The slasher elements of the film can't be overlooked. Interestingly, or sadly I should say, there aren't any direct scenes of bloody violence to be scene, even though there are scalpels involved in the killing scenes, yet the movie is full of clichés of the slasher genre. That's also pretty apparent when it comes to the characters. Among them are a girl, for which I just can't come up with a better term than "superficial bitch", a fat, fearful idiot, a nerd an so #on. These are all individuals of whom we already know from the start that they have almost no chance of surviving this movie.
Furthermore, there is also Kin-bum standing at Sun-hwa's side, one of the few people we consider to have a slight chance of hanging on until the end as he depicts something like Sun-hwa's boyfriend. A real love story, however, is nothing you will find here. But at least there is an implied one, even though it always seems perfunctory and artificially worked into the film last minute.

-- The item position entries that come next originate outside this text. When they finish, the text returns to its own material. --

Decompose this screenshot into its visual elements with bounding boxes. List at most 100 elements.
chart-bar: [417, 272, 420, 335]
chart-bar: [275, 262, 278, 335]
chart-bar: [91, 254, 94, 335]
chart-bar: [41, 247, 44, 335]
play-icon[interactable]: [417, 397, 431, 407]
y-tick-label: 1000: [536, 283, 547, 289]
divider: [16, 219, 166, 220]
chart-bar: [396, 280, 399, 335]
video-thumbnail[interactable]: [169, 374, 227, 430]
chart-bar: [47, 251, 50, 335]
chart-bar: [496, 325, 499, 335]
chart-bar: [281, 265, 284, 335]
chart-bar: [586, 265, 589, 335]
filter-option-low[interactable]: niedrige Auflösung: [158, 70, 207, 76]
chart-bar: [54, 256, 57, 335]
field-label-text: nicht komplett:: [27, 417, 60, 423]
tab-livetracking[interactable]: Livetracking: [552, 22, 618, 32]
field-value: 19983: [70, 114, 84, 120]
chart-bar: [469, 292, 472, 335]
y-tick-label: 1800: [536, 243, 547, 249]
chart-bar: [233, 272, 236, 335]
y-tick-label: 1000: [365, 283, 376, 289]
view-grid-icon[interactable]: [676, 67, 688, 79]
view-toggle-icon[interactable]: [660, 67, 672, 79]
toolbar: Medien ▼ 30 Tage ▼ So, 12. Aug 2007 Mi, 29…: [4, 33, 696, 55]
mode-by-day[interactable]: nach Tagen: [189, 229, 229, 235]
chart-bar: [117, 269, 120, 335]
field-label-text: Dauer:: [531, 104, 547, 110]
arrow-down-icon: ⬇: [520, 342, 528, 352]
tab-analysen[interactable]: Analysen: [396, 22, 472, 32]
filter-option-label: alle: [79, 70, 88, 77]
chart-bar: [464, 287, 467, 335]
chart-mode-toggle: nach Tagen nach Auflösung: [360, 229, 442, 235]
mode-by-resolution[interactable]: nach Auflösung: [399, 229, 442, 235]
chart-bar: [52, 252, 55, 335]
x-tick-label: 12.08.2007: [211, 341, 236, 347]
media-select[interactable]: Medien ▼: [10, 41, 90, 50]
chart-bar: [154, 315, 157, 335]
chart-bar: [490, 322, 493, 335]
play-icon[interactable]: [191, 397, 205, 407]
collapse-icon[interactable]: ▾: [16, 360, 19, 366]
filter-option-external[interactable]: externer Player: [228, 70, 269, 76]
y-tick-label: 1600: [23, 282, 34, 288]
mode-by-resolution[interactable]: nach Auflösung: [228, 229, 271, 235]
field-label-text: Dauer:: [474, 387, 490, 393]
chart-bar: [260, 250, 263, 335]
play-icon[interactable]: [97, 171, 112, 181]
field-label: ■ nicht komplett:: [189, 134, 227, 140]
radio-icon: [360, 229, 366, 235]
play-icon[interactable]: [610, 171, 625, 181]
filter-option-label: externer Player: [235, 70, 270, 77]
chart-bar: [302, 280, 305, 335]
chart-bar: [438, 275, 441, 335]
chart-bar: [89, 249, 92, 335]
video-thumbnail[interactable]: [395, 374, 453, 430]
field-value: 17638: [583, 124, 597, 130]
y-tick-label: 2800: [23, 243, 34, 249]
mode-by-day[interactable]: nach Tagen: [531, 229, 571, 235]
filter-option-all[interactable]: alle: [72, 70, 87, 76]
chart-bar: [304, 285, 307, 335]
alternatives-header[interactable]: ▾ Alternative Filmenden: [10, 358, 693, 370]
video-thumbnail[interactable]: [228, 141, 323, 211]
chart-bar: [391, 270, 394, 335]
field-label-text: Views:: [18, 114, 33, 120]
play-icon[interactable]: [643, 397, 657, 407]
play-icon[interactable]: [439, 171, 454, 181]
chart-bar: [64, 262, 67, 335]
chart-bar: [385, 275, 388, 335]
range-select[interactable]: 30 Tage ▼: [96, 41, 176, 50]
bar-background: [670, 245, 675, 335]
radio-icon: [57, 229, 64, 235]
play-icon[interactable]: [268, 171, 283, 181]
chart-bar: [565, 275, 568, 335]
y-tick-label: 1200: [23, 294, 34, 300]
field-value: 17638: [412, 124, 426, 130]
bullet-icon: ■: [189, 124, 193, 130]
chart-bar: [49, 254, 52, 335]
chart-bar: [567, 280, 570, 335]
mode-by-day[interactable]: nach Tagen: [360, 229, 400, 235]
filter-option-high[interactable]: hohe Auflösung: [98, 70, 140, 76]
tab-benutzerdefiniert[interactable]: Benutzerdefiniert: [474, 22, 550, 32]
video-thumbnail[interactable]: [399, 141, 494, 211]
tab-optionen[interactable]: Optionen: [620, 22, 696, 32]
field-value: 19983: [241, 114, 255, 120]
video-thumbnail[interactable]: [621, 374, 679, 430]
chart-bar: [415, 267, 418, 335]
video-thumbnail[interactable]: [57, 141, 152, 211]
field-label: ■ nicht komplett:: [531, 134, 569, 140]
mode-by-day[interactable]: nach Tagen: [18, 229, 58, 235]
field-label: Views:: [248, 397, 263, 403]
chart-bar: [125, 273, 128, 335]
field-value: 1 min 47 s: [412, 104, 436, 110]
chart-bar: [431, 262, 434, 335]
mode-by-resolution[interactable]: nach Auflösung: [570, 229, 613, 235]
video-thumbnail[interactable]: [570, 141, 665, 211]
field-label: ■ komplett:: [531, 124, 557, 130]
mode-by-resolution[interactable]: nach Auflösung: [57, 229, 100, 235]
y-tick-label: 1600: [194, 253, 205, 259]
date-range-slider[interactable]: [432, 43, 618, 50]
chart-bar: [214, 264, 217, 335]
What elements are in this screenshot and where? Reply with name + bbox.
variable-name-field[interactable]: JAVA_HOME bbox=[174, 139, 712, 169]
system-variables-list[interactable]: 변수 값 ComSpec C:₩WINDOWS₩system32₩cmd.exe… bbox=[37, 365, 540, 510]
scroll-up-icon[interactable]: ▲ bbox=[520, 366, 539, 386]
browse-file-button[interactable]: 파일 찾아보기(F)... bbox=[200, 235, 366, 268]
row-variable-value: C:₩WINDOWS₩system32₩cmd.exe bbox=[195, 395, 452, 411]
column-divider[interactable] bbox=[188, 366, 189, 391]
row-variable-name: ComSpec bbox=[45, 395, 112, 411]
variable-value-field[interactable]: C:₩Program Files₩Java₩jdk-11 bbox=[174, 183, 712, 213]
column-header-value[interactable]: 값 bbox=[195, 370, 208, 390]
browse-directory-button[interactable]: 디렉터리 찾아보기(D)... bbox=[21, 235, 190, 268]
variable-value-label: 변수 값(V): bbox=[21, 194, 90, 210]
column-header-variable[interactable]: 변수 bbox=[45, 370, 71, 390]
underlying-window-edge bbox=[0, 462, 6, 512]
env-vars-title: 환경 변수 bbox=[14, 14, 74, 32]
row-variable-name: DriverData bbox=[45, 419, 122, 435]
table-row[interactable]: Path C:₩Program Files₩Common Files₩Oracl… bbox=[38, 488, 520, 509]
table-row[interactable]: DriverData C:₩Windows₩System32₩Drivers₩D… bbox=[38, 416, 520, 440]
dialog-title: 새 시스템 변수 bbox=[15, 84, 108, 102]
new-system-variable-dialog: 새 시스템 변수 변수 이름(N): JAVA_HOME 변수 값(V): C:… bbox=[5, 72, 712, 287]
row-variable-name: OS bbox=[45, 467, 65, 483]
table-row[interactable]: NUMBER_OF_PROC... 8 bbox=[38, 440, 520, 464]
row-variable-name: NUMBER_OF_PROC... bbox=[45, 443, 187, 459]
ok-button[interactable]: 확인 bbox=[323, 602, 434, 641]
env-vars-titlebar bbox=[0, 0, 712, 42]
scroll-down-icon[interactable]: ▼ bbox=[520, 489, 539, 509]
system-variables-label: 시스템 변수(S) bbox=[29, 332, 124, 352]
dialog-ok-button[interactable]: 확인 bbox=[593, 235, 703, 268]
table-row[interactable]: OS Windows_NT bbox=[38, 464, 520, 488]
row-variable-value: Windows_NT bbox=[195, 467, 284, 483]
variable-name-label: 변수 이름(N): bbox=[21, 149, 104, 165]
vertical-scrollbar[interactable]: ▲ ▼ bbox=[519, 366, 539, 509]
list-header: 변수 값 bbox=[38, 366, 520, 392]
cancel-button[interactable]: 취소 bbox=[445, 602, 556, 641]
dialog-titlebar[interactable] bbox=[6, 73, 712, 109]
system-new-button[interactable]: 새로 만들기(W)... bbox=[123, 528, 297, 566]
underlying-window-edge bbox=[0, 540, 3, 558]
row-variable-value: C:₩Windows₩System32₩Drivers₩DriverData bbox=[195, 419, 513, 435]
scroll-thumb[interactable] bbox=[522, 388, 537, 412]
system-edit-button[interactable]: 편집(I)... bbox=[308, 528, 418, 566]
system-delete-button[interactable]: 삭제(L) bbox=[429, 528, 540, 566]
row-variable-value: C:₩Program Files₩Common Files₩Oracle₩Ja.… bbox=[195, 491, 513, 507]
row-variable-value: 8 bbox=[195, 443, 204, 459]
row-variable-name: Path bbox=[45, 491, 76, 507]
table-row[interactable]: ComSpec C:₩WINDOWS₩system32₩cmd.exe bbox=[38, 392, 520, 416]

Apart from all that, there are some nice shocking moments in "The Cut". Unfortunately, they remain a rarity. In fact, there isn't much to be scared of, only the scenes at the autopsy room are, naturally, appealing concerning the mood and are also extremely creepy. To raise the horror bar in this scene the disturbing and nerve-racking sound of steel tables being pulled over a steel floor is added. Actually it's that easy to send shivers down the audience's spine. Nonetheless, there are only few scenes that work out so well that they can make your blood run cold. To be exactly there is only one, and the rest gives you merely some mild shivers.
Maybe it wouldn't have hurt the movie, if the filmmakers would have worked less with the supernatural horror, but instead more with the psychological, resp. more human horror. Isn't this the obvious thing to do, when making a film about dissecting? But "The Cut" simply unnecessarily passes up opportunities. There actually is a "human monster" at the university, but the director makes only little to none use of it.

You also will get a feeling of familiarness, when Sun-hwa and her remaining friends look into the past of the dead girl, investigating the events that might have lead to her restlessness. And once again you have to ask yourself why the dead girl's ghost just doesn't take revenge on the real culprit responsible for her death right away, but instead kills off some students first. This all doesn't make much sense and especially towards the end there are some deaths, that somehow feel forced and unnecessary.
Anyway, there are also a few other inept happenings, e.g. when the murderer of human origin tries to get rid of a student by ramming a scalpel through his shoulder! A killer, of whom we know that he has detailed knowledge about the vital spots on the human body, suddenly just forgets about them? Nevertheless, it gets worse than this during the last half hour, in which we are presented with one plot turn after the next, whereas none of the supposedly resolving answers fit into the rest of the picture. The script is so convoluted that it gets entangled in its own pseudo-complex story, so that nothing is making any sense, eventually. A very frustrating experience.

At least, the director can score a few points with some nice camera work. One especially well-made camera movement, a shot which is seemingly also done without a single cut, can be found when one of Sun-hwa's friends goes mad. The conversation between the different protagonists, the tracking shot along the several floors of the university accommodation and the dialogues in particular create exceptionaly well working dynamics, which qualitywise seem way above the rest of the film. Director Son Tae-woong impresses with nice shots and camera movement on other occasions, too. But all of this can't make up for the confusing, screwed up story. Furthermore, there are also some genre clichés in shape of some flashbacks and a little bit of melodrama wrapped up in an unfulfilled love story.
If the story would have made more sense and the characters wouldn't have been that shallow all of the time, "The Cut" could have made for an interesting mix of traditional ghosts-horror and a slasher film. However, as things are this is simply a disappointing movie, that you won't remember for long.